Mr. Speaker, I rise today to debate Bill C-88, an act to implement the agreement on internal trade.
The issue of internal trade should be a priority for this government. However it has taken almost one year to introduce this legislation after the deal was struck between the federal government and the provinces. We as a country trade almost as much between provinces as we do with foreign countries. To put it another way, this agreement should mean as much as if not more than GATT and NAFTA. However we hardly hear it discussed.
As we have already heard from our colleague opposite, interprovincial trade barriers cost Canadians $6.5 billion annually. Because of these internal barriers it is easier to trade with Mexico and the United States than within our own boundaries. The elimination of these barriers will only strengthen our economy, which would enable us to get the unemployed employed. It would provide greater freedom for Canadians to work where they choose. It would also create a single economic market in Canada, giving us economies of scale. It would also help counter our nation's current regional drift.
With that said, the internal trade agreement, which C-88 would implement, does little else for free trade. The signing of the document almost went unnoticed. Perhaps that is because it is an agreement that can best be described as a political facade. This agreement among provinces did a little to break down a few barriers but it has left much undone. The federal government and the provinces had a chance to solve what is perhaps one of Canada's most solvable economic problems and for the most part unfortunately failed.
Internal restrictions on trade are not imposed on us by foreign governments; they are self-imposed. In a nutshell, we are shooting ourselves in the foot. Since these restrictions are self-imposed, they should be relatively easy to remove. That is not always the case, as this agreement clearly illustrates. Instead of removing the barriers and stopping the economic war that has developed between the provinces, they agreed in essence to reinforce the status quo.
The removal of interprovincial trade barriers can be accomplished without any monetary expense. It simply requires those involved to have the political will to remove them. It is obvious that we lack this will. Canadian politicians have to stop protecting interest groups such as big business which will suffer from free trade between provinces. They must start looking out for the interests of ordinary Canadians.
A survey of businesses done by the Canadian Chamber of Commerce states that only 5 per cent of businesses benefit from these barriers while 95 per cent do not. Need I say more? Apparently I do because it is clear this government has not gotten the message.
I would now like to speak briefly to a few of the specifics of the internal trade agreement. I will start with the positives, and there are positives. This agreement prohibits provinces from using subsidies to entice businesses to set up local shops. It forbids preferential government procurement and improves the mobility of labour, particularly in the trucking sector.

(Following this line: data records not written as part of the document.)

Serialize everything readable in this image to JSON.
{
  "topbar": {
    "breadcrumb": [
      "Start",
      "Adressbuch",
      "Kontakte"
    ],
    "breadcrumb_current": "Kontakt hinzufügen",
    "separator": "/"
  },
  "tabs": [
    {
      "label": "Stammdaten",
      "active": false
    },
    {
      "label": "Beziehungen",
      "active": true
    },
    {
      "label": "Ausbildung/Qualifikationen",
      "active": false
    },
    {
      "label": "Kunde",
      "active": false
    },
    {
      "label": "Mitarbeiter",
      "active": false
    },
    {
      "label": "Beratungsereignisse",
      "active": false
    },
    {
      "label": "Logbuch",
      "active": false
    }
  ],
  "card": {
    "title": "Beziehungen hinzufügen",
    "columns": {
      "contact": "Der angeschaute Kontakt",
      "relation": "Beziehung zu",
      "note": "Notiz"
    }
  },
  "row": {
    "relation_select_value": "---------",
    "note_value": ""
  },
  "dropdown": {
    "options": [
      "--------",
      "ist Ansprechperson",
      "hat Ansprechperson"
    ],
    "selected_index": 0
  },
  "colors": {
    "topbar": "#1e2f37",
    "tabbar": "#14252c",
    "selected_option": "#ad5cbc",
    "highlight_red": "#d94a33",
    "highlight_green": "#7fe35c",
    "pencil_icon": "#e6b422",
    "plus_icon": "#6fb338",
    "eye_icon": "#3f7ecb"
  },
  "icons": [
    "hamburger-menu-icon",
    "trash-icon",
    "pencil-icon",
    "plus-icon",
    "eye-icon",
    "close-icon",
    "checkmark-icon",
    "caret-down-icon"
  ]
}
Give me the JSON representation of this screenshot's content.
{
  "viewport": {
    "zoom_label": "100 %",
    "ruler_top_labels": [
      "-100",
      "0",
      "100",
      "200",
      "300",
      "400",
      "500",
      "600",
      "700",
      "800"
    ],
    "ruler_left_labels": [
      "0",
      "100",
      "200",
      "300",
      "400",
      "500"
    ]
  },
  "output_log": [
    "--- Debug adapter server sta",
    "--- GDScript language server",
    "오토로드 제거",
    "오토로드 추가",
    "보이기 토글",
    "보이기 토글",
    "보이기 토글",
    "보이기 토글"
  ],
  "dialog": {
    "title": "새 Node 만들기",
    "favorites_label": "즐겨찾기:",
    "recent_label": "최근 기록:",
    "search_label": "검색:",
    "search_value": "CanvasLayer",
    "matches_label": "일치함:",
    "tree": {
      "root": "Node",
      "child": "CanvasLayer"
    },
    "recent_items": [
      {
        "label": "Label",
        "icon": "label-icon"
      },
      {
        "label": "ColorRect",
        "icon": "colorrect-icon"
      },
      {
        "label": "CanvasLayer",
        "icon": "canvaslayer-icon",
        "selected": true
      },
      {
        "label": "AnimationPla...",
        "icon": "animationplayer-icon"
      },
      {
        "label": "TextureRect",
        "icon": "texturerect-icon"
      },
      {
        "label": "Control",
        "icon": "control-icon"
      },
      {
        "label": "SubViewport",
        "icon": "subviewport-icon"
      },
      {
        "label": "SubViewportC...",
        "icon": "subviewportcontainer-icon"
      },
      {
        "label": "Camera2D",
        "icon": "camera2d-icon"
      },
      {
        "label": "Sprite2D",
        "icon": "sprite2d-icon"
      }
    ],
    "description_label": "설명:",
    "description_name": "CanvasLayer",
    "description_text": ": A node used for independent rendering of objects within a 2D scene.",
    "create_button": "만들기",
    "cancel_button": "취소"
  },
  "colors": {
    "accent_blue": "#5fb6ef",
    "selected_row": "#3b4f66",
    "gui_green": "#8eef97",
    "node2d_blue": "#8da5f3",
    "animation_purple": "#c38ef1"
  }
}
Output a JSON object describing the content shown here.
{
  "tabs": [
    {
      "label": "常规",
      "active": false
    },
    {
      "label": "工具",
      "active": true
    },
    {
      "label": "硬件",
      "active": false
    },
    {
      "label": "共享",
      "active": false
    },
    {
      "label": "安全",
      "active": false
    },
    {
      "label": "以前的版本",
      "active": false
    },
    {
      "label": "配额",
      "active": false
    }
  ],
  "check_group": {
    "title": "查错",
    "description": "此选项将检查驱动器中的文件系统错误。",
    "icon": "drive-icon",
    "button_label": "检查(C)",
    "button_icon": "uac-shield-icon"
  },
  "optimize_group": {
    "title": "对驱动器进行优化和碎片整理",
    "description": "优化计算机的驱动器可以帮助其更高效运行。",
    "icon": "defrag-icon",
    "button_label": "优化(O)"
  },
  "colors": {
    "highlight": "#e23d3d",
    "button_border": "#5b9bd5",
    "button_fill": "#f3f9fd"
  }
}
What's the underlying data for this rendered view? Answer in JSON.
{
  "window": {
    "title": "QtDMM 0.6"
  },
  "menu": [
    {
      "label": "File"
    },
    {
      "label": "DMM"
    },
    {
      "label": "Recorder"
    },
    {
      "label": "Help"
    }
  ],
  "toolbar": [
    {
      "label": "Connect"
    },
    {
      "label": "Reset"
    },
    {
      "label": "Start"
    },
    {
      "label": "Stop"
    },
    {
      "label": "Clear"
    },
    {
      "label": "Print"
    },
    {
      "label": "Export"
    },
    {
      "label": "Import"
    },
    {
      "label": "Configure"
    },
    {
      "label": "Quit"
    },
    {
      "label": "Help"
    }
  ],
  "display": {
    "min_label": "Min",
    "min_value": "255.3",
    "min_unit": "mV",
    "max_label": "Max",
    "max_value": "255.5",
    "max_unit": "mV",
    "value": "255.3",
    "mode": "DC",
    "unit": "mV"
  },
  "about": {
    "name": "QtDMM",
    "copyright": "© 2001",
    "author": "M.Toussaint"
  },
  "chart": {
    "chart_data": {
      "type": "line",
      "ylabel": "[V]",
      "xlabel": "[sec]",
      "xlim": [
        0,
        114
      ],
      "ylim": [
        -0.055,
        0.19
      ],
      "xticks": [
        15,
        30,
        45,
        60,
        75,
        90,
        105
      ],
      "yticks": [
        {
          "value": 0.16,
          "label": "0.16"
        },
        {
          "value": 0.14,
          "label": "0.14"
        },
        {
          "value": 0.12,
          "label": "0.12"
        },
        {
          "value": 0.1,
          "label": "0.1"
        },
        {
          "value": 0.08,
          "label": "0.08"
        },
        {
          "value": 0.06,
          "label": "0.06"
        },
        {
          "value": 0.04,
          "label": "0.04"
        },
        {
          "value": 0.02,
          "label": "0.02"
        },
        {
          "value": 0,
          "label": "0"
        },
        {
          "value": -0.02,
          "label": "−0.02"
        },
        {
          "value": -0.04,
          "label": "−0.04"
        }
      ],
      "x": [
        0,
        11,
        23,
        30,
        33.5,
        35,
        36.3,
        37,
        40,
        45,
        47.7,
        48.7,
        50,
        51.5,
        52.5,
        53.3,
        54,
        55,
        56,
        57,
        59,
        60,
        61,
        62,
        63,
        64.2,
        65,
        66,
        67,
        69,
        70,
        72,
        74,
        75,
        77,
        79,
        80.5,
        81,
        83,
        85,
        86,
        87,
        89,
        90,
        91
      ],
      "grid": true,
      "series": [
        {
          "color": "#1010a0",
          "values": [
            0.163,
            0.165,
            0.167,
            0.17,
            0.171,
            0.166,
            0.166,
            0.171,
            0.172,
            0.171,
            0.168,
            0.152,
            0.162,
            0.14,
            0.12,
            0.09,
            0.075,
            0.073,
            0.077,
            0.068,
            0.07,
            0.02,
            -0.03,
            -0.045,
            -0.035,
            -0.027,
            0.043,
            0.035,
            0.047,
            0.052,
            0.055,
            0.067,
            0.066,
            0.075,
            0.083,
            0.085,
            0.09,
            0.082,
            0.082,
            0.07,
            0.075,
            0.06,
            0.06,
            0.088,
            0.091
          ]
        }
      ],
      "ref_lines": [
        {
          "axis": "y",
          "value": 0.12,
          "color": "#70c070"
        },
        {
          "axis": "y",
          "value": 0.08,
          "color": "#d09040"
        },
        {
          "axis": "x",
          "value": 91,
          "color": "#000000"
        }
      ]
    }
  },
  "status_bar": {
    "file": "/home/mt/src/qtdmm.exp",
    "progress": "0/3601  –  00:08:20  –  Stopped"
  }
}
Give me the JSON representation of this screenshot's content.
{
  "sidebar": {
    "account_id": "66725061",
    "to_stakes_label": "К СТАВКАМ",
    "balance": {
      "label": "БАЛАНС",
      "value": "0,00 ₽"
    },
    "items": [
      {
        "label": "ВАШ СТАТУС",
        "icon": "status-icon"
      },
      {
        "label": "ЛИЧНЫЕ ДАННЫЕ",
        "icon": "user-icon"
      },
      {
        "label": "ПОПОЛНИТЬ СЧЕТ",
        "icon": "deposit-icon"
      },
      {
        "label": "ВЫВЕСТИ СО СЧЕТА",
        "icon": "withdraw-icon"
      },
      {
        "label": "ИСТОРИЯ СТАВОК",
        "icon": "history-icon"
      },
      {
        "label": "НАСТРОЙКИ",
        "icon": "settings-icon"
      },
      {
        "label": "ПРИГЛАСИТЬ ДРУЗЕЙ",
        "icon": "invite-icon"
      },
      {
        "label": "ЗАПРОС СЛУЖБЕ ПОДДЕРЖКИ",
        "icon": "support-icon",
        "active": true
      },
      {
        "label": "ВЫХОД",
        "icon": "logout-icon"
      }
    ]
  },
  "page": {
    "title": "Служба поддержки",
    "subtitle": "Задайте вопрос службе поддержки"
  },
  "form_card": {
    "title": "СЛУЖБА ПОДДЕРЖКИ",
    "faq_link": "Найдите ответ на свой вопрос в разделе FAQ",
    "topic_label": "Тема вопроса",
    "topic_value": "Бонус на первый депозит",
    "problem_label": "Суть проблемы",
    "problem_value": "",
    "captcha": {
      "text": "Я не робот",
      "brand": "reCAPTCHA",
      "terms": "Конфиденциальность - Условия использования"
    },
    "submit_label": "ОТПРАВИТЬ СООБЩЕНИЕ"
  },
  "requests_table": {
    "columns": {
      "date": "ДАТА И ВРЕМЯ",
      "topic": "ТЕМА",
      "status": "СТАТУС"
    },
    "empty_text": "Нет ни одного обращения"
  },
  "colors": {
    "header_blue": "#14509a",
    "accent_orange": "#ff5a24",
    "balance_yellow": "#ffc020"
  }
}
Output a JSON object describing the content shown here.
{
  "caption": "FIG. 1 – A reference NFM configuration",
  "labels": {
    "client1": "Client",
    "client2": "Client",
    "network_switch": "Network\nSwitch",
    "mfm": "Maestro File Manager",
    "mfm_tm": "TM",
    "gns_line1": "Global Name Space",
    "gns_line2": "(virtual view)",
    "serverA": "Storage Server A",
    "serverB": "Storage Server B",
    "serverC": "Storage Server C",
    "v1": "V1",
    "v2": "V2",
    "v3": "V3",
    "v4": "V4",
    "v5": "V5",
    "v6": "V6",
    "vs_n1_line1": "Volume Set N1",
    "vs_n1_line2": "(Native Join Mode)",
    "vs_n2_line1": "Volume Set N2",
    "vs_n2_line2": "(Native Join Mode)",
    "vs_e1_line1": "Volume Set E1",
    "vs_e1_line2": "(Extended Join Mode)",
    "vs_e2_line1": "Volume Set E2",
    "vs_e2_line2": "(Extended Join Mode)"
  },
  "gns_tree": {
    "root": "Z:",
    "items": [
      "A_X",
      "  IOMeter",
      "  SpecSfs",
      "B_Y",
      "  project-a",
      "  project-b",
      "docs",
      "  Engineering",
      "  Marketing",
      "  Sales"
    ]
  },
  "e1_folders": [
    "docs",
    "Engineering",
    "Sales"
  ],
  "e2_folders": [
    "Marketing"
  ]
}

However the essence of the agreement seems to have forgotten agriculture, energy or the financial sector. In other words consumers will still have to pay too much for electricity, eggs, milk and many other products. It also has loopholes the size of our national debt that would allow any determined government to drive through them.
As mentioned earlier, these 500 or so internal trade barriers cost Canadians nearly $6.5 billion each year, which can be broken down into approximately $3,500 a year for the average Canadian family, according to the Fraser Institute. I cannot speak for everyone, but I can say that I would love to have an additional $3,500 in my pocket each year.
According to a recent Fraser Institute article, and I quote: "The public debate has ignored that when a market grows several things happen. Costs fall and producers become more competitive. Japan is a fierce international competitor because it has a large internal market. This market is like a school where students learn from each other. Efficient producers pass into the world market while bad producers fall into mediocrity or even bankruptcy." I could not agree with this statement more.
If we look at Canada's world competitiveness, we ranked third in 1987, sixth in 1991 and eleventh in 1992 out of the 22 OECD countries. These numbers are not surprising when we look at the amount of trade that is done between provinces rather than out of the country. Over half of all provinces' interprovincial trade is more than their international trade. Perhaps more to the point, over one-third of Canadian businesses encountered barriers when attempting to do business in another province. This is according to a Canadian Chamber of Commerce study.
According to the Canadian Manufacturers' Association, eight out of ten construction companies encounter interprovincial barriers. Some provincial governments are willing to pay local firms as much as 10 per cent more than non-local firms for procurement contracts. This must stop. Hopefully the bill will allow us to move in that direction.
This agreement reached among the provinces does nothing to put an end to the protectionist policies of the past. In relation to C-88, clause 9 of the agreement is a cause of particular concern, as was mentioned by my Bloc colleagues. It simply states that for the purpose of spending benefits or imposing regulatory measures, cabinet may take any measure that the governor in council considers necessary. Not Parliament-cabinet.
Where is the openness? Where is the transparency this government claims to be adhering to? Specifically, clause 9 confers on the cabinet a blank cheque for retaliatory measures taken against a province, including the modification or suspension of the application of any federal law.